Shanti National Training Institute: 1999 – 2000

Mary Bachman, Volunteer Coordinator, briefs the Little Brothers of the Poor-Friendship of the Elderly Volunteer Training Team at the Shanti National Training Institute meeting funded by WSHF, Inc

Mary Bachman, Volunteer Coordinator, briefs the Little Brothers of the Poor-Friendship of the Elderly Volunteer Training Team at the Shanti National Training Institute meeting funded by WSHF, Inc

Society Needs A Few, No Many, Good Volunteers

Improved medical care has enabled more and more elderly to live far longer than possible in the past. This increasing number of elderly do, however, need some sort of assistance because of their diminishing ability to manage the tasks of daily living without help. Volunteers are a growing source of that help. The Washington Square Health Foundation recognized the need for tested training and management methods to assure the efficient and cost-effective use of volunteers.

A grant from the Washington Square Health Foundation enabled the Shanti National Training Institute (SNTI) to introduce and test its model of volunteer training and management in Chicago. Shanti of San Francisco is best known nationally for its successful training of more than 8,000 volunteers to help people with HIV/AIDS, but more and more non-HIV service providers were turning to it for advice on using volunteers to assist other people with diminished abilities or chronic illnesses, particularly the elderly.

Service providers and family members alone are unable to provide the assistance currently needed by some 1.6 million people over age 65, much less assist an estimated 2.1 million people by the end of 2001. A properly prepared workforce of volunteers will be needed in every major urban area to provide adequate and affordable assistance to special populations.

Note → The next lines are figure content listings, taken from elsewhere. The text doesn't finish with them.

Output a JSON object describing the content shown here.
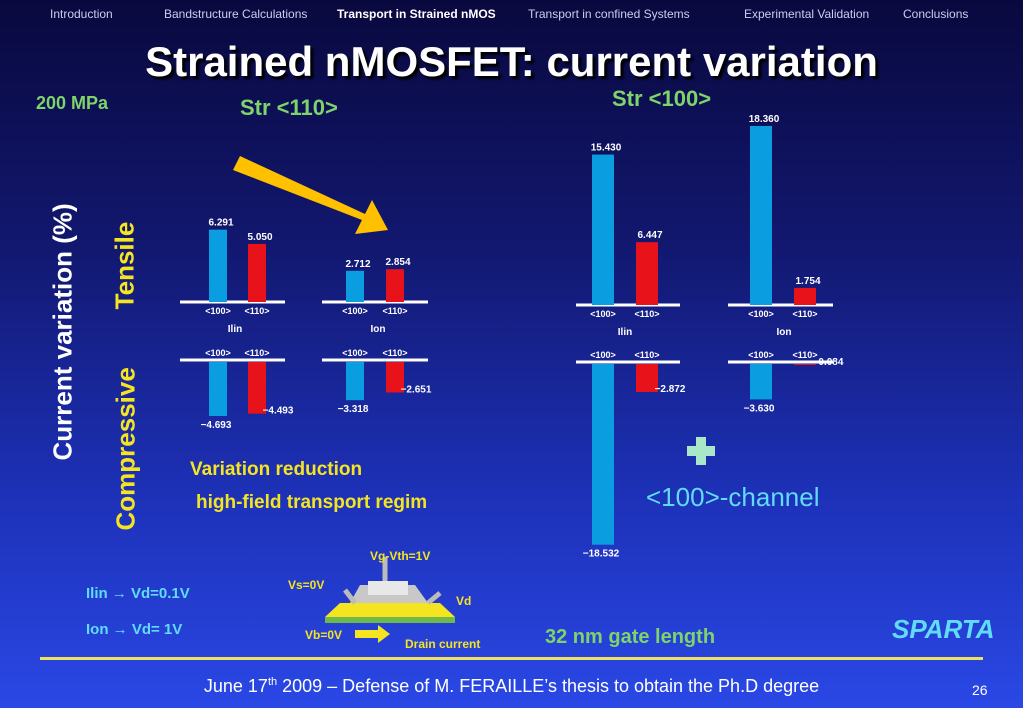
{
  "nav": {
    "items": [
      {
        "label": "Introduction",
        "active": false
      },
      {
        "label": "Bandstructure Calculations",
        "active": false
      },
      {
        "label": "Transport in Strained nMOS",
        "active": true
      },
      {
        "label": "Transport in confined Systems",
        "active": false
      },
      {
        "label": "Experimental Validation",
        "active": false
      },
      {
        "label": "Conclusions",
        "active": false
      }
    ]
  },
  "title": "Strained nMOSFET: current variation",
  "stress_label": "200 MPa",
  "str110_label": "Str <110>",
  "str100_label": "Str <100>",
  "y_axis_label": "Current variation (%)",
  "tensile_label": "Tensile",
  "compressive_label": "Compressive",
  "annotation_variation": "Variation reduction",
  "annotation_regime": "high-field transport regim",
  "annotation_channel": "<100>-channel",
  "ilin_def": "Ilin → Vd=0.1V",
  "ion_def": "Ion → Vd=  1V",
  "device": {
    "vg": "Vg-Vth=1V",
    "vs": "Vs=0V",
    "vd": "Vd",
    "vb": "Vb=0V",
    "drain": "Drain current"
  },
  "gate_length": "32 nm gate length",
  "sparta": "SPARTA",
  "footer": {
    "before": "June 17",
    "sup": "th",
    "after": " 2009 – Defense of M. FERAILLE’s thesis to obtain the Ph.D degree"
  },
  "page_number": "26",
  "colors": {
    "dir100": "#0a9ee0",
    "dir110": "#e8121a",
    "accent_green": "#7ed36a",
    "accent_yellow": "#f5e521",
    "accent_cyan": "#61dcf7",
    "arrow": "#ffc000"
  },
  "chart_data": [
    {
      "type": "bar",
      "name_label": "Str <110>",
      "categories": [
        "Ilin",
        "Ion"
      ],
      "series_names": [
        "<100>",
        "<110>"
      ],
      "tensile": {
        "<100>": [
          6.291,
          2.712
        ],
        "<110>": [
          5.05,
          2.854
        ]
      },
      "compressive": {
        "<100>": [
          -4.693,
          -3.318
        ],
        "<110>": [
          -4.493,
          -2.651
        ]
      }
    },
    {
      "type": "bar",
      "name_label": "Str <100>",
      "categories": [
        "Ilin",
        "Ion"
      ],
      "series_names": [
        "<100>",
        "<110>"
      ],
      "tensile": {
        "<100>": [
          15.43,
          18.36
        ],
        "<110>": [
          6.447,
          1.754
        ]
      },
      "compressive": {
        "<100>": [
          -18.532,
          -3.63
        ],
        "<110>": [
          -2.872,
          -0.084
        ]
      }
    }
  ]
}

Toward that end, in Chicago, as part of the Washington Square Health Foundation grant, Shanti National Training Institute held a workshop in January 2000 for 11 participants representing nine Chicago service providers, including four providers whose overall mission is to serve the elderly.

Participants reported that the workshop enabled them to enhance in some way volunteer programs when they returned to their agencies. The Council for Jewish Elderly, after participating in the workshop, requested that Shanti conduct training for agency staff in developing strategies for working effectively with volunteers. Other agencies also availed themselves of the follow-up technical assistance provided by Shanti and reportedly introduced one or another enhancement. In addition to helpful relation-ships established with Shanti, the participants were inspired to renew or establish working relationships with other participating providers. Finally, the workshop set the stage for a partnership between Shanti and Chicago’s Little Brothers – Friends of the Elderly, which will assure Chicago a public forum on volunteers, and provide volunteer-dependent agencies a continuing source of strategies for the recruitment, training and retention of volunteers.

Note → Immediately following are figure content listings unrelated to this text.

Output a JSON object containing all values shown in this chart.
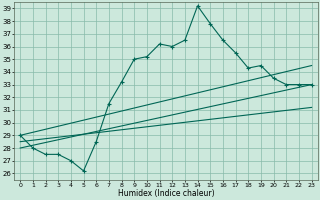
{
  "title": "",
  "xlabel": "Humidex (Indice chaleur)",
  "bg_color": "#cce8dc",
  "grid_color": "#88bbaa",
  "line_color": "#006655",
  "xlim": [
    -0.5,
    23.5
  ],
  "ylim": [
    25.5,
    39.5
  ],
  "yticks": [
    26,
    27,
    28,
    29,
    30,
    31,
    32,
    33,
    34,
    35,
    36,
    37,
    38,
    39
  ],
  "xticks": [
    0,
    1,
    2,
    3,
    4,
    5,
    6,
    7,
    8,
    9,
    10,
    11,
    12,
    13,
    14,
    15,
    16,
    17,
    18,
    19,
    20,
    21,
    22,
    23
  ],
  "main_x": [
    0,
    1,
    2,
    3,
    4,
    5,
    6,
    7,
    8,
    9,
    10,
    11,
    12,
    13,
    14,
    15,
    16,
    17,
    18,
    19,
    20,
    21,
    22,
    23
  ],
  "main_y": [
    29.0,
    28.0,
    27.5,
    27.5,
    27.0,
    26.2,
    28.5,
    31.5,
    33.2,
    35.0,
    35.2,
    36.2,
    36.0,
    36.5,
    39.2,
    37.8,
    36.5,
    35.5,
    34.3,
    34.5,
    33.5,
    33.0,
    33.0,
    33.0
  ],
  "env_lines": [
    {
      "x": [
        0,
        23
      ],
      "y": [
        29.0,
        34.5
      ]
    },
    {
      "x": [
        0,
        23
      ],
      "y": [
        28.0,
        33.0
      ]
    },
    {
      "x": [
        0,
        23
      ],
      "y": [
        28.5,
        31.2
      ]
    }
  ]
}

This grant is an example of fostering collaborative activities of agencies to pro-vide cost-effective services. The program also builds upon lessons learned from grants, projects and service activities involving HIV/AIDS supportive services, an area in which Washington Square was and is a Chicagoland and national leader.

The need for a more rational and replicable method of training and managing volunteers readily became apparent to the Foundation during its initial HIV/AIDS “volunteer” grants. We are pleased that these lessons are now being applied by Shanti in the Chicagoland area to bring needed volunteer services to senior citizens, many of whom have chronic diseases and are medically and financially indigent.